Treasury Secretary Jacob J. Lew last week moved up by two days to Nov. 3 the date by which lawmakers must raise the nation's borrowing capacity to ensure the government can meet daily expenses. The rate on bills due Nov. 12 reached the highest since March.
“That rate is moving as it's the bill that will be most likely at risk,” said Stanley Sun, a New York-based strategist at Nomura Holdings Inc., one of 22 primary dealers that trade directly with the Federal Reserve. “We are heading to the final two-week window for the timeline the Treasury gave, and if the situation doesn't improve then this could escalate to surrounding issues.”
The rate on the bill, which began trading in November 2014, rose as high as 0.165 percent, from 0.0325 percent on Oct. 16, according to Bloomberg Bond Trader data. At 5 p.m. Monday in New York, it traded at 0.0725 percent.
Yields on benchmark Treasury 10-year notes fell one basis point, or 0.01 percentage point, to 2.02 percent, after dropping six basis points last week, according to Bloomberg Bond Trader data.
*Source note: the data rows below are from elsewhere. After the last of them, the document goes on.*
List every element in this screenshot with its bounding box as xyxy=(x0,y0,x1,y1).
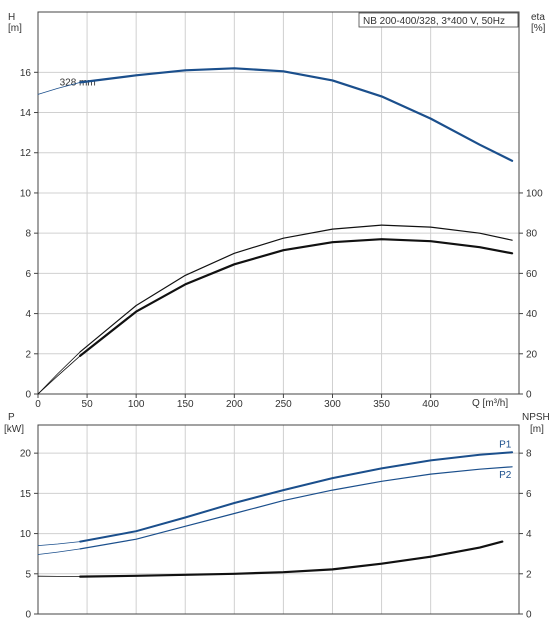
top-y-right-tick-label: 0 xyxy=(526,390,532,401)
bottom-y-left-tick-label: 5 xyxy=(25,569,31,580)
series-h_thin xyxy=(37,82,81,95)
bottom-series xyxy=(37,451,514,578)
bottom-y-left-tick-label: 20 xyxy=(20,449,32,460)
bottom-chart: P [kW] NPSH [m] 0 5 10 15 20 0 2 4 6 8 P1 P2 xyxy=(4,412,550,621)
bottom-plot-frame xyxy=(37,424,520,615)
top-y-right-tick-label: 100 xyxy=(526,188,543,199)
bottom-y-left-tick-label: 15 xyxy=(20,489,32,500)
bottom-y-right-tick-label: 4 xyxy=(526,529,532,540)
bottom-y-left-ticks: 0 5 10 15 20 xyxy=(20,449,38,621)
top-x-tick-label: 300 xyxy=(324,399,341,410)
top-y-left-tick-label: 8 xyxy=(25,229,31,240)
top-x-tick-label: 350 xyxy=(373,399,390,410)
series-npsh xyxy=(79,540,504,578)
bottom-y-right-tick-label: 0 xyxy=(526,610,532,621)
bottom-y-right-label: NPSH xyxy=(522,412,550,423)
bottom-y-left-tick-label: 10 xyxy=(20,529,32,540)
top-x-tick-label: 50 xyxy=(82,399,94,410)
bottom-series-labels: P1 P2 xyxy=(499,439,512,480)
top-x-tick-label: 400 xyxy=(422,399,439,410)
bottom-y-right-tick-label: 8 xyxy=(526,449,532,460)
top-x-tick-label: 200 xyxy=(226,399,243,410)
top-y-left-tick-label: 16 xyxy=(20,68,32,79)
series-h_main xyxy=(79,67,514,162)
series-eta_inner xyxy=(79,238,514,357)
bottom-y-right-ticks: 0 2 4 6 8 xyxy=(519,449,532,621)
title-box xyxy=(358,12,519,28)
top-chart: H [m] eta [%] NB 200-400/328, 3*400 V, 5… xyxy=(8,11,546,410)
top-y-right-tick-label: 40 xyxy=(526,309,538,320)
top-y-left-unit: [m] xyxy=(8,23,22,34)
series-p2_thin xyxy=(37,548,81,555)
bottom-y-left-label: P xyxy=(8,412,15,423)
bottom-y-left-tick-label: 0 xyxy=(25,610,31,621)
top-y-left-tick-label: 2 xyxy=(25,349,31,360)
top-y-right-unit: [%] xyxy=(531,23,546,34)
bottom-y-left-unit: [kW] xyxy=(4,424,24,435)
top-y-left-ticks: 0 2 4 6 8 10 12 14 16 xyxy=(20,68,38,401)
bottom-y-right-tick-label: 2 xyxy=(526,569,532,580)
bottom-y-right-tick-label: 6 xyxy=(526,489,532,500)
series-eta_inner_thin xyxy=(37,355,81,395)
top-x-tick-label: 100 xyxy=(128,399,145,410)
top-y-left-tick-label: 4 xyxy=(25,309,31,320)
series-p1_thin xyxy=(37,541,81,546)
top-y-left-tick-label: 14 xyxy=(20,108,32,119)
series-eta_outer xyxy=(79,224,513,353)
chart-title: NB 200-400/328, 3*400 V, 50Hz xyxy=(363,16,505,27)
top-x-tick-label: 0 xyxy=(35,399,41,410)
bottom-grid xyxy=(38,425,519,614)
top-y-right-tick-label: 60 xyxy=(526,269,538,280)
series-label-p1: P1 xyxy=(499,439,512,450)
top-series xyxy=(37,67,514,395)
series-eta_outer_thin xyxy=(37,351,81,395)
top-y-left-label: H xyxy=(8,12,15,23)
top-y-left-tick-label: 6 xyxy=(25,269,31,280)
top-y-left-tick-label: 10 xyxy=(20,188,32,199)
top-x-ticks: 0 50 100 150 200 250 300 350 400 xyxy=(35,394,439,410)
top-y-left-tick-label: 0 xyxy=(25,390,31,401)
series-p1 xyxy=(79,451,514,543)
series-label-p2: P2 xyxy=(499,470,512,481)
top-y-right-tick-label: 80 xyxy=(526,229,538,240)
top-y-right-tick-label: 20 xyxy=(526,349,538,360)
top-y-right-label: eta xyxy=(531,12,545,23)
top-x-axis-label: Q [m³/h] xyxy=(472,398,508,409)
series-p2 xyxy=(79,466,513,550)
top-y-left-tick-label: 12 xyxy=(20,148,32,159)
top-x-tick-label: 250 xyxy=(275,399,292,410)
top-x-tick-label: 150 xyxy=(177,399,194,410)
top-grid xyxy=(38,12,519,394)
top-plot-frame xyxy=(37,11,520,395)
top-y-right-ticks: 0 20 40 60 80 100 xyxy=(519,188,543,401)
bottom-y-right-unit: [m] xyxy=(530,424,544,435)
The price of the 2 percent Treasury maturing in August 2025 rose 3/32, or 94 cents per $1,000 face value, to 99 25/32.
The rate on one-month bills reached the highest since October 2013. That's when lawmakers reached a debt-extension agreement just before the Treasury had expected to run out of borrowing authority. Closed-door talks continue between the majority and minority leaders in the Senate and House, according to several congressional aides.
The Treasury is using what it calls extraordinary accounting measures to stay under the borrowing cap. A cash balance of less than $30 billion would probably be depleted quickly, Lew said in an Oct. 15 letter to House Speaker John Boehner, as daily government expenditures can be as high as $60 billion.
In 2013, similar wrangling over the debt ceiling sent rates on bills that matured close to the deadline to a two-year high before a deal triggered a decline. An 11th-hour political agreement allowed President Barack Obama to sign legislation to suspend the debt ceiling and end a partial government shutdown – - on the very day Lew then said the government would exhaust its borrowing capacity.